Toutefois, les rédacteurs ne donnent aucune explication de pourquoi le Times n’a jamais mentionné « le Manuel du droit de la guerre » auparavant ou bien de pourquoi leur préoccupation se limite à deux pages du manuel qui s’appliquent aux journalistes et non pas à l’essentiel du document, ce qui revient à donner leur feu vert pour des atrocités militaires, dont des massacres.

Le « World Socialist Web Site » examinera les 1165 pages de ce document plus en détail dans les prochains jours, mais certains points préliminaires peuvent déjà être faits. Le Manuel du droit de la guerre :

* Déclare légitime l’utilisation des armes nucléaires. Il affirme, « Il n’y a aucune interdiction générale ni dans un traité ni dans le droit coutumier international sur l’utilisation des armes nucléaires. » L’utilisation d’armes nucléaires n’est pas jugée « disproportionnée en soi », même si la cible est une armée ne possédant pas d’armes nucléaires.

* Autorise l’utilisation des armes incendiaires comme le napalm, des herbicides (comme l’agent Orange au Vietnam), des armes à laser et des armes de lutte antiémeute (gaz lacrymogènes, spray au poivre, etc.), ainsi que des munitions à l’uranium appauvri.

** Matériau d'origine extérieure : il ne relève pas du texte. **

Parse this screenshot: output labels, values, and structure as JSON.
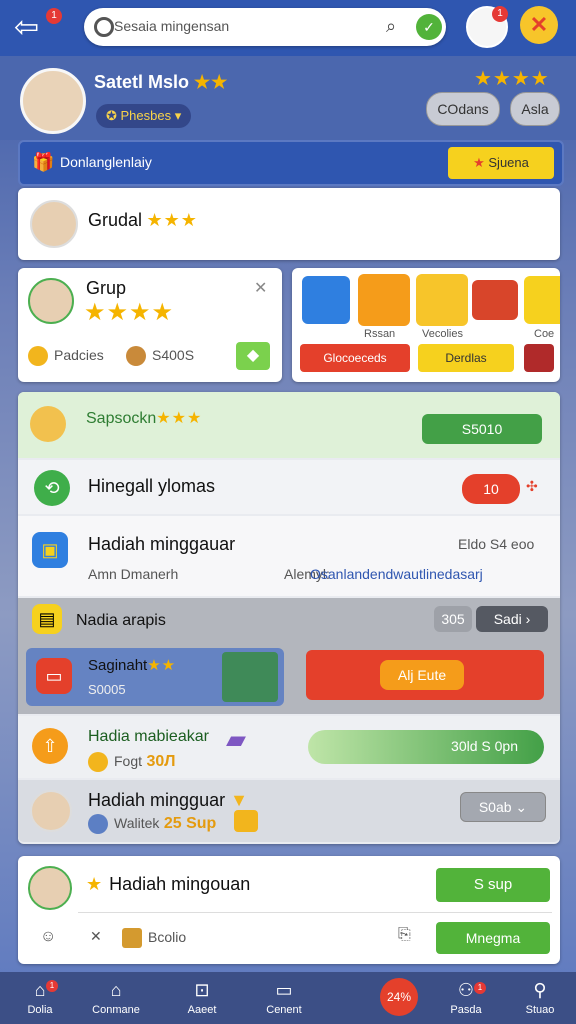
{
  "topbar": {
    "notif_count": "1",
    "search_placeholder": "Sesaia mingensan",
    "avatar_badge": "1"
  },
  "profile": {
    "name": "Satetl Mslo",
    "name_stars": "★★",
    "badge": "Phesbes",
    "stars": "★★★★",
    "btn_codes": "COdans",
    "btn_ask": "Asla"
  },
  "banner": {
    "text": "Donlanglenlaiy",
    "button": "Sjuena"
  },
  "card_grudal": {
    "title": "Grudal",
    "stars": "★★★"
  },
  "card_grup": {
    "title": "Grup",
    "stars": "★★★★",
    "label_left": "Padcies",
    "label_right": "S400S"
  },
  "card_gifts": {
    "label1": "Rssan",
    "label2": "Vecolies",
    "label3": "Coe",
    "btn_red": "Glocoeceds",
    "btn_yellow": "Derdlas"
  },
  "list": {
    "row1": {
      "title": "Sapsockn",
      "stars": "★★★",
      "value": "S5010"
    },
    "row2": {
      "title": "Hinegall ylomas",
      "value": "10"
    },
    "row3": {
      "title": "Hadiah minggauar",
      "right": "Eldo S4 eoo",
      "sub_left": "Amn Dmanerh",
      "sub_mid": "Alemyl:",
      "sub_link": "Osanlandendwautlinedasarj"
    },
    "row4": {
      "title": "Nadia arapis",
      "chip": "305",
      "select": "Sadi"
    },
    "row5": {
      "title": "Saginaht",
      "stars": "★★",
      "sub": "S0005",
      "button": "Alj Eute"
    },
    "row6": {
      "title": "Hadia mabieakar",
      "sub": "Fogt",
      "value": "30Л",
      "bar": "30ld  S 0pn"
    },
    "row7": {
      "title": "Hadiah mingguar",
      "sub": "Walitek",
      "value": "25 Sup",
      "select": "S0ab"
    }
  },
  "footer_card": {
    "title": "Hadiah mingouan",
    "btn_top": "S sup",
    "sub": "Bcolio",
    "btn_bottom": "Mnegma"
  },
  "bottom_nav": {
    "items": [
      "Dolia",
      "Conmane",
      "Aaeet",
      "Cenent",
      "24%",
      "Pasda",
      "Stuao"
    ],
    "notif1": "1",
    "notif2": "1"
  },
  "colors": {
    "topbar": "#2f56b0",
    "green": "#52b33a",
    "red": "#e4402b",
    "gold": "#f5b400"
  }
}
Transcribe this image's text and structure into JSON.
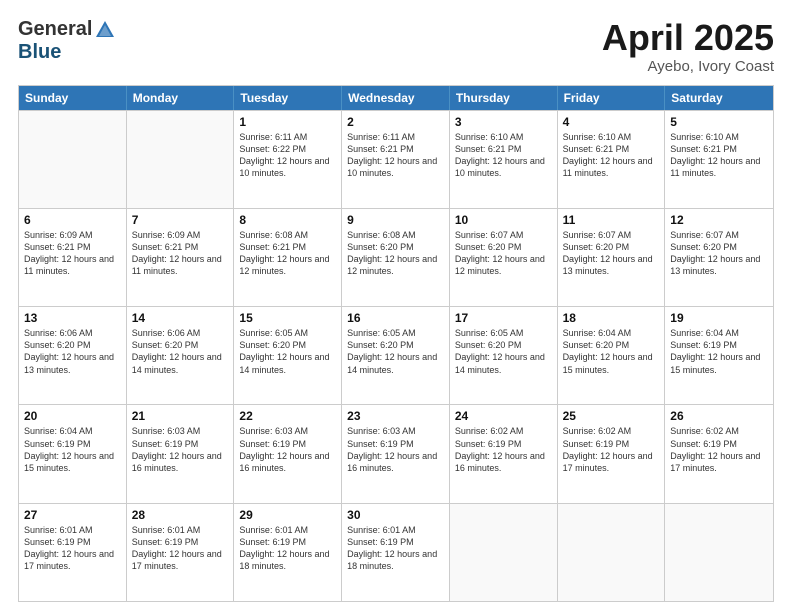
{
  "header": {
    "logo_general": "General",
    "logo_blue": "Blue",
    "title": "April 2025",
    "location": "Ayebo, Ivory Coast"
  },
  "weekdays": [
    "Sunday",
    "Monday",
    "Tuesday",
    "Wednesday",
    "Thursday",
    "Friday",
    "Saturday"
  ],
  "weeks": [
    [
      {
        "day": "",
        "info": ""
      },
      {
        "day": "",
        "info": ""
      },
      {
        "day": "1",
        "info": "Sunrise: 6:11 AM\nSunset: 6:22 PM\nDaylight: 12 hours and 10 minutes."
      },
      {
        "day": "2",
        "info": "Sunrise: 6:11 AM\nSunset: 6:21 PM\nDaylight: 12 hours and 10 minutes."
      },
      {
        "day": "3",
        "info": "Sunrise: 6:10 AM\nSunset: 6:21 PM\nDaylight: 12 hours and 10 minutes."
      },
      {
        "day": "4",
        "info": "Sunrise: 6:10 AM\nSunset: 6:21 PM\nDaylight: 12 hours and 11 minutes."
      },
      {
        "day": "5",
        "info": "Sunrise: 6:10 AM\nSunset: 6:21 PM\nDaylight: 12 hours and 11 minutes."
      }
    ],
    [
      {
        "day": "6",
        "info": "Sunrise: 6:09 AM\nSunset: 6:21 PM\nDaylight: 12 hours and 11 minutes."
      },
      {
        "day": "7",
        "info": "Sunrise: 6:09 AM\nSunset: 6:21 PM\nDaylight: 12 hours and 11 minutes."
      },
      {
        "day": "8",
        "info": "Sunrise: 6:08 AM\nSunset: 6:21 PM\nDaylight: 12 hours and 12 minutes."
      },
      {
        "day": "9",
        "info": "Sunrise: 6:08 AM\nSunset: 6:20 PM\nDaylight: 12 hours and 12 minutes."
      },
      {
        "day": "10",
        "info": "Sunrise: 6:07 AM\nSunset: 6:20 PM\nDaylight: 12 hours and 12 minutes."
      },
      {
        "day": "11",
        "info": "Sunrise: 6:07 AM\nSunset: 6:20 PM\nDaylight: 12 hours and 13 minutes."
      },
      {
        "day": "12",
        "info": "Sunrise: 6:07 AM\nSunset: 6:20 PM\nDaylight: 12 hours and 13 minutes."
      }
    ],
    [
      {
        "day": "13",
        "info": "Sunrise: 6:06 AM\nSunset: 6:20 PM\nDaylight: 12 hours and 13 minutes."
      },
      {
        "day": "14",
        "info": "Sunrise: 6:06 AM\nSunset: 6:20 PM\nDaylight: 12 hours and 14 minutes."
      },
      {
        "day": "15",
        "info": "Sunrise: 6:05 AM\nSunset: 6:20 PM\nDaylight: 12 hours and 14 minutes."
      },
      {
        "day": "16",
        "info": "Sunrise: 6:05 AM\nSunset: 6:20 PM\nDaylight: 12 hours and 14 minutes."
      },
      {
        "day": "17",
        "info": "Sunrise: 6:05 AM\nSunset: 6:20 PM\nDaylight: 12 hours and 14 minutes."
      },
      {
        "day": "18",
        "info": "Sunrise: 6:04 AM\nSunset: 6:20 PM\nDaylight: 12 hours and 15 minutes."
      },
      {
        "day": "19",
        "info": "Sunrise: 6:04 AM\nSunset: 6:19 PM\nDaylight: 12 hours and 15 minutes."
      }
    ],
    [
      {
        "day": "20",
        "info": "Sunrise: 6:04 AM\nSunset: 6:19 PM\nDaylight: 12 hours and 15 minutes."
      },
      {
        "day": "21",
        "info": "Sunrise: 6:03 AM\nSunset: 6:19 PM\nDaylight: 12 hours and 16 minutes."
      },
      {
        "day": "22",
        "info": "Sunrise: 6:03 AM\nSunset: 6:19 PM\nDaylight: 12 hours and 16 minutes."
      },
      {
        "day": "23",
        "info": "Sunrise: 6:03 AM\nSunset: 6:19 PM\nDaylight: 12 hours and 16 minutes."
      },
      {
        "day": "24",
        "info": "Sunrise: 6:02 AM\nSunset: 6:19 PM\nDaylight: 12 hours and 16 minutes."
      },
      {
        "day": "25",
        "info": "Sunrise: 6:02 AM\nSunset: 6:19 PM\nDaylight: 12 hours and 17 minutes."
      },
      {
        "day": "26",
        "info": "Sunrise: 6:02 AM\nSunset: 6:19 PM\nDaylight: 12 hours and 17 minutes."
      }
    ],
    [
      {
        "day": "27",
        "info": "Sunrise: 6:01 AM\nSunset: 6:19 PM\nDaylight: 12 hours and 17 minutes."
      },
      {
        "day": "28",
        "info": "Sunrise: 6:01 AM\nSunset: 6:19 PM\nDaylight: 12 hours and 17 minutes."
      },
      {
        "day": "29",
        "info": "Sunrise: 6:01 AM\nSunset: 6:19 PM\nDaylight: 12 hours and 18 minutes."
      },
      {
        "day": "30",
        "info": "Sunrise: 6:01 AM\nSunset: 6:19 PM\nDaylight: 12 hours and 18 minutes."
      },
      {
        "day": "",
        "info": ""
      },
      {
        "day": "",
        "info": ""
      },
      {
        "day": "",
        "info": ""
      }
    ]
  ]
}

* Autorise les munitions à fragmentation, les mines et les pièges, et note que « les États-Unis ne font pas partie de la Convention sur les munitions à fragmentation. »

* Autorise l’utilisation des balles explosives (à pointes creuses); il indique que le gouvernement des États-Unis n’a pas signé la déclaration de Saint-Pétersbourg de 1868 qui interdit leur emploi ni la Déclaration de La Haye de 1899 sur l’interdiction de l’emploi de balles qui s’épanouissent ou s’aplatissent.

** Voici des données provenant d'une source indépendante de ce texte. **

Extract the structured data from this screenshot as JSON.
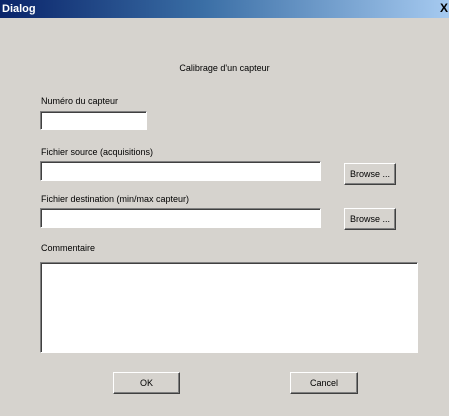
{
  "window": {
    "title": "Dialog",
    "close_glyph": "X"
  },
  "heading": "Calibrage d'un capteur",
  "sensor_number": {
    "label": "Numéro du capteur",
    "value": ""
  },
  "source_file": {
    "label": "Fichier source (acquisitions)",
    "value": "",
    "browse_label": "Browse ..."
  },
  "destination_file": {
    "label": "Fichier destination (min/max capteur)",
    "value": "",
    "browse_label": "Browse ..."
  },
  "comment": {
    "label": "Commentaire",
    "value": ""
  },
  "buttons": {
    "ok_label": "OK",
    "cancel_label": "Cancel"
  },
  "colors": {
    "dialog_background": "#d6d3ce",
    "titlebar_start": "#0a246a",
    "titlebar_end": "#a6caf0",
    "field_background": "#ffffff"
  },
  "icons": {
    "close": "close-icon"
  }
}
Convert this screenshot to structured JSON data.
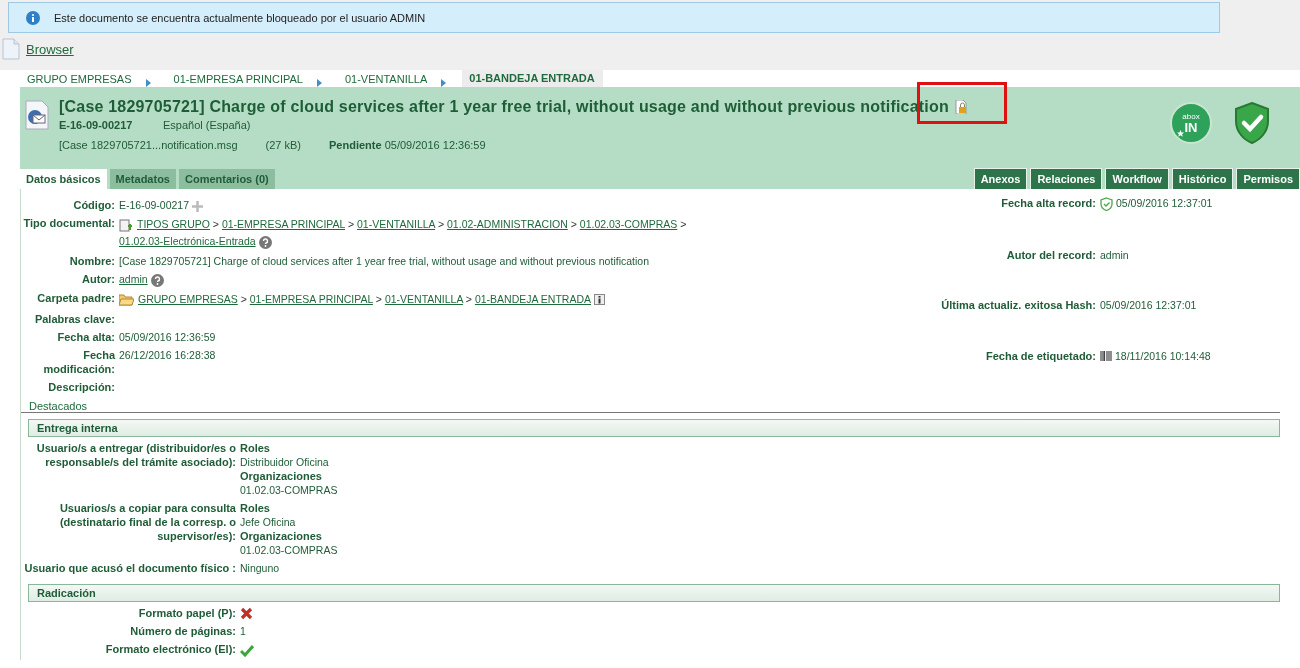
{
  "alert": {
    "text": "Este documento se encuentra actualmente bloqueado por el usuario ADMIN"
  },
  "browser_link": "Browser",
  "breadcrumb": [
    {
      "label": "GRUPO EMPRESAS",
      "selected": false
    },
    {
      "label": "01-EMPRESA PRINCIPAL",
      "selected": false
    },
    {
      "label": "01-VENTANILLA",
      "selected": false
    },
    {
      "label": "01-BANDEJA ENTRADA",
      "selected": true
    }
  ],
  "document": {
    "title": "[Case 1829705721] Charge of cloud services after 1 year free trial, without usage and without previous notification",
    "locked": true,
    "lock_highlighted": true,
    "code": "E-16-09-00217",
    "language": "Español (España)",
    "file": "[Case 1829705721...notification.msg",
    "size": "(27 kB)",
    "status": "Pendiente",
    "status_date": "05/09/2016 12:36:59",
    "badge_top": "abox",
    "badge_bottom": "IN"
  },
  "tabs": [
    {
      "label": "Datos básicos",
      "selected": true
    },
    {
      "label": "Metadatos",
      "selected": false
    },
    {
      "label": "Comentarios (0)",
      "selected": false
    }
  ],
  "actions": [
    "Anexos",
    "Relaciones",
    "Workflow",
    "Histórico",
    "Permisos"
  ],
  "fields_left": [
    {
      "label": "Código:",
      "kind": "code",
      "value": "E-16-09-00217"
    },
    {
      "label": "Tipo documental:",
      "kind": "doctype",
      "links": [
        "TIPOS GRUPO",
        "01-EMPRESA PRINCIPAL",
        "01-VENTANILLA",
        "01.02-ADMINISTRACION",
        "01.02.03-COMPRAS",
        "01.02.03-Electrónica-Entrada"
      ]
    },
    {
      "label": "Nombre:",
      "kind": "text",
      "value": "[Case 1829705721] Charge of cloud services after 1 year free trial, without usage and without previous notification"
    },
    {
      "label": "Autor:",
      "kind": "author",
      "links": [
        "admin"
      ]
    },
    {
      "label": "Carpeta padre:",
      "kind": "folder",
      "links": [
        "GRUPO EMPRESAS",
        "01-EMPRESA PRINCIPAL",
        "01-VENTANILLA",
        "01-BANDEJA ENTRADA"
      ]
    },
    {
      "label": "Palabras clave:",
      "kind": "text"
    },
    {
      "label": "Fecha alta:",
      "kind": "text",
      "value": "05/09/2016 12:36:59"
    },
    {
      "label": "Fecha modificación:",
      "kind": "text",
      "value": "26/12/2016 16:28:38"
    },
    {
      "label": "Descripción:",
      "kind": "text"
    }
  ],
  "fields_right": [
    {
      "label": "Fecha alta record:",
      "kind": "record",
      "value": "05/09/2016 12:37:01"
    },
    {
      "label": "Autor del record:",
      "kind": "text",
      "value": "admin"
    },
    {
      "label": "Última actualiz. exitosa Hash:",
      "kind": "text",
      "value": "05/09/2016 12:37:01"
    },
    {
      "label": "Fecha de etiquetado:",
      "kind": "barcode",
      "value": "18/11/2016 10:14:48"
    }
  ],
  "path_separator": ">",
  "highlights_link": "Destacados",
  "sections": [
    {
      "title": "Entrega interna",
      "rows": [
        {
          "label": "Usuario/s a entregar (distribuidor/es o responsable/s del trámite asociado):",
          "kind": "groups",
          "groups": [
            {
              "heading": "Roles",
              "value": "Distribuidor Oficina"
            },
            {
              "heading": "Organizaciones",
              "value": "01.02.03-COMPRAS"
            }
          ]
        },
        {
          "label": "Usuarios/s a copiar para consulta (destinatario final de la corresp. o supervisor/es):",
          "kind": "groups",
          "groups": [
            {
              "heading": "Roles",
              "value": "Jefe Oficina"
            },
            {
              "heading": "Organizaciones",
              "value": "01.02.03-COMPRAS"
            }
          ]
        },
        {
          "label": "Usuario que acusó el documento físico :",
          "kind": "text",
          "value": "Ninguno"
        }
      ]
    },
    {
      "title": "Radicación",
      "rows": [
        {
          "label": "Formato papel (P):",
          "kind": "bool",
          "checked": false
        },
        {
          "label": "Número de páginas:",
          "kind": "text",
          "value": "1"
        },
        {
          "label": "Formato electrónico (El):",
          "kind": "bool",
          "checked": true
        }
      ]
    }
  ]
}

* Justifie des attaques de missiles de drones par les agences du Pentagone et du renseignement comme la CIA, en disant platement: « Il n’y a pas d’interdiction dans le droit de la guerre sur l’utilisation des avions téléguidés... »

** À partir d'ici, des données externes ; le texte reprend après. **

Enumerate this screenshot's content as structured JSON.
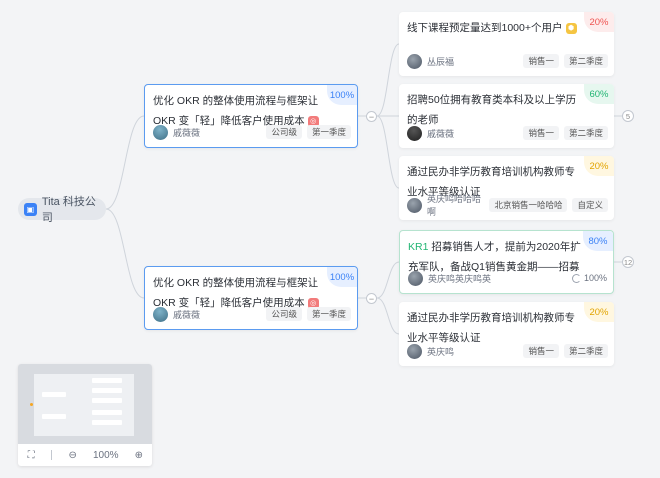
{
  "root": {
    "label": "Tita 科技公司"
  },
  "objectives": [
    {
      "title": "优化 OKR 的整体使用流程与框架让 OKR 变「轻」降低客户使用成本",
      "percent": "100%",
      "owner": "戚薇薇",
      "level": "公司级",
      "period": "第一季度"
    },
    {
      "title": "优化 OKR 的整体使用流程与框架让 OKR 变「轻」降低客户使用成本",
      "percent": "100%",
      "owner": "戚薇薇",
      "level": "公司级",
      "period": "第一季度"
    }
  ],
  "group1": {
    "collapse_symbol": "−",
    "extra_count": "5",
    "items": [
      {
        "title": "线下课程预定量达到1000+个用户",
        "percent": "20%",
        "owner": "丛辰福",
        "tag1": "销售一",
        "tag2": "第二季度"
      },
      {
        "title": "招聘50位拥有教育类本科及以上学历的老师",
        "percent": "60%",
        "owner": "戚薇薇",
        "tag1": "销售一",
        "tag2": "第二季度"
      },
      {
        "title": "通过民办非学历教育培训机构教师专业水平等级认证",
        "percent": "20%",
        "owner": "英庆鸣哈哈哈啊",
        "tag1": "北京销售一哈哈哈",
        "tag2": "自定义"
      }
    ]
  },
  "group2": {
    "collapse_symbol": "−",
    "extra_count": "12",
    "items": [
      {
        "kr_label": "KR1",
        "title": "招募销售人才，提前为2020年扩充军队，备战Q1销售黄金期——招募",
        "percent": "80%",
        "owner": "英庆鸣英庆鸣英",
        "progress": "100%"
      },
      {
        "title": "通过民办非学历教育培训机构教师专业水平等级认证",
        "percent": "20%",
        "owner": "英庆鸣",
        "tag1": "销售一",
        "tag2": "第二季度"
      }
    ]
  },
  "minimap": {
    "zoom": "100%",
    "fit_icon": "⛶",
    "zoom_out_icon": "⊖",
    "zoom_in_icon": "⊕"
  },
  "colors": {
    "accent": "#3b82f6",
    "red": "#ef5350",
    "green": "#22b573",
    "yellow": "#e2a400"
  }
}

* Déclare que lorsque des traités des Droits de l’homme et le Droit de la guerre sont en conflit, « ces conflits apparents peuvent être résolus par le principe que le droit de la guerre... est l’organe de contrôle du droit eu égard à la conduite des hostilités. »

Comme ce fut indiqué dans les discussions des revues spécialisées, le nouveau Manuel du droit de la guerre redéfinit les principes énoncés dans la version précédente la plus complète d’un tel document, produit par le Pentagone en 1956, en déclarant que « les principaux objectifs du droit de la guerre sont: protéger les combattants, les non-combattants et les civils contre les souffrances inutiles. »

Dans le document précédent, la notion de « souffrance inutile » ne comprenait pas les civils, non pas parce qu’il permettait une plus grande violence contre ceux-ci, mais parce qu’il supposait que toute violence de ce type était interdite et que tout ciblage délibéré de civils était illégal et un crime de guerre.

Le nouveau document cherche à distinguer entre actes « légitimes » et « illégitimes » de violence militaire contre des cibles civiles en se servant du critère de la nécessité militaire. Ainsi, le massacre de masse de civils pourrait être justifié si l’opération a permis d’obtenir des avantages militaires suffisants.

Il n’est pas surprenant que le New York Times et l’ensemble des médias américains aient gardé le silence sur la sortie du Manuel du droit de la guerre. Ils suivent l’ordre de cacher au peuple américain et à la population mondiale les préparatifs du Pentagone pour de nouveaux crimes de guerre, plus massifs encore, et pour détruire les droits démocratiques inscrits dans la Constitution américaine.

Le Times sépare le rejet par le Pentagone de la garantie de la liberté de la presse du Premier Amendement, de l’éruption du militarisme américain, qu’elle soutient. En fait, le nouveau manuel démontre l’incompatibilité du militarisme et de la démocratie. La lutte contre la guerre impérialiste est inséparable de la lutte contre la dictature. Elles nécessitent toutes deux le développement d’une lutte internationale de la classe ouvrière contre le capitalisme.